On Monday President Piñera gave a lecture at the LSE to which we were also invited. He received a standing ovation from the packed audience mainly of students even though I suspect most of the students there were left wing. Piñera told us that he plans to restore Chile’s previous fast rates of growth lost in the past few years, to 6% per year and is on track to do that this year despite the earthquake. He wants to defeat poverty in the next decade and achieve social justice and equal opportunities for all.  He will use the old pillars of democracy, economy and a strong state to fight excessive inequality but add to these the new pillars of human capital, investment, entrepreneurship, innovation and technology. He wants to create 1 million new jobs by 2014, 20% of the labour force and is on the way with 300k this year compared with just 30k in the last year of his predecessor.

He told us of the Chilean paradox. While spending just 1/7 of US rates of expenditure per head on health, Chilean life expectancy is equivalent, its cancer death rate far lower and its obesity rates a third. He plans to double public subsidies on education and lift the remaining 15% of the population out of poverty.

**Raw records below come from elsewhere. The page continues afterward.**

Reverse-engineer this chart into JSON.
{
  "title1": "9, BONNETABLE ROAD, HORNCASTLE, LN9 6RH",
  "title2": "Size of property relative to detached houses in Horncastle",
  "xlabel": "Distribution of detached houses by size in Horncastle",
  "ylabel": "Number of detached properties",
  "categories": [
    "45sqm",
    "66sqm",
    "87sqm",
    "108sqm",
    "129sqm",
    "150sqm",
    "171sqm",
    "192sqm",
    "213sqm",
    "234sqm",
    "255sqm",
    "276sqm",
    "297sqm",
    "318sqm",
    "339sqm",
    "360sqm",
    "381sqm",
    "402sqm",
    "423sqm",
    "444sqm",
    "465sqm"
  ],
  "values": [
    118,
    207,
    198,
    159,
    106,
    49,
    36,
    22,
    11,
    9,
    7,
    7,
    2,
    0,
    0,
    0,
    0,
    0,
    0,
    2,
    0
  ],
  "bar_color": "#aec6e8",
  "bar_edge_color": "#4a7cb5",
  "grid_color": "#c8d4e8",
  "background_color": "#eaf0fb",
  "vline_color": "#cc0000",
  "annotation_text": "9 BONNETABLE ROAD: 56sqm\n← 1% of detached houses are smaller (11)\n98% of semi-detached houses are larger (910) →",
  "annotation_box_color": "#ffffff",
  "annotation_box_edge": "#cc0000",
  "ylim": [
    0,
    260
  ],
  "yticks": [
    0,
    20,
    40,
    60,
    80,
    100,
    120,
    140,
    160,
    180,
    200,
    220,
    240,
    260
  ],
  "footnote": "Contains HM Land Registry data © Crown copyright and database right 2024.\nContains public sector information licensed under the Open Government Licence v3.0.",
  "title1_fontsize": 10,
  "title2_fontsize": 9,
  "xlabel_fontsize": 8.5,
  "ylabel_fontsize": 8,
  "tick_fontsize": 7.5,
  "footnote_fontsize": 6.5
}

President Piñera is a man in a hurry. Chilean presidents only have a single four year term so he has a lot to do if he is going to achieve these and other ambitious objectives. But he has already had three successful careers as a billionaire businessman, as an academic and as a politician. He was the son of a diplomat who was ambassador to Belgium and then the United Nations and so he grew up with an international outlook. He took his first degree in Chile and then his Masters and Doctorate in Harvard. At the age of 27 he returned to Chile having negotiated the rights to represent both MasterCard and Visa in Chile. That was the basis of his first fortune which he later diversified into a wide variety of interests including ownership of 27% of LanChile and Chilevision, Chile’s 4th largest TV station.  He has sold his interests in LanChile and Chilevision, but kept his 13% holding of Colo Colo, a football club because he wants to help them win the Copa Libertadores, the equivalent of the Champions’ League in South America.

As a senator he was voted the best in the senate even though he was from a minority right wing party. As President he has proved inclusive and accompanying him in the delegation to London were senators and deputies from all sides of the spectrum including Senator Letelier, son of Orlando Letelier, the former Ambassador to the United Nations and later activist against President Pinochet, who was murdered by Pinochet’s secret police on the streets of Washington DC in 1976.

For years the world has thought of events like that when they think of Chile. President Piñera wants to change all that. As he told Luis Alberto Urzua, the last miner out ,who was  the shift foreman credited with helping the trapped miners endure 17 days in isolation before Chileans discovered the men had survived the mine collapse,  "You are not the same, and the country is not the same after this.”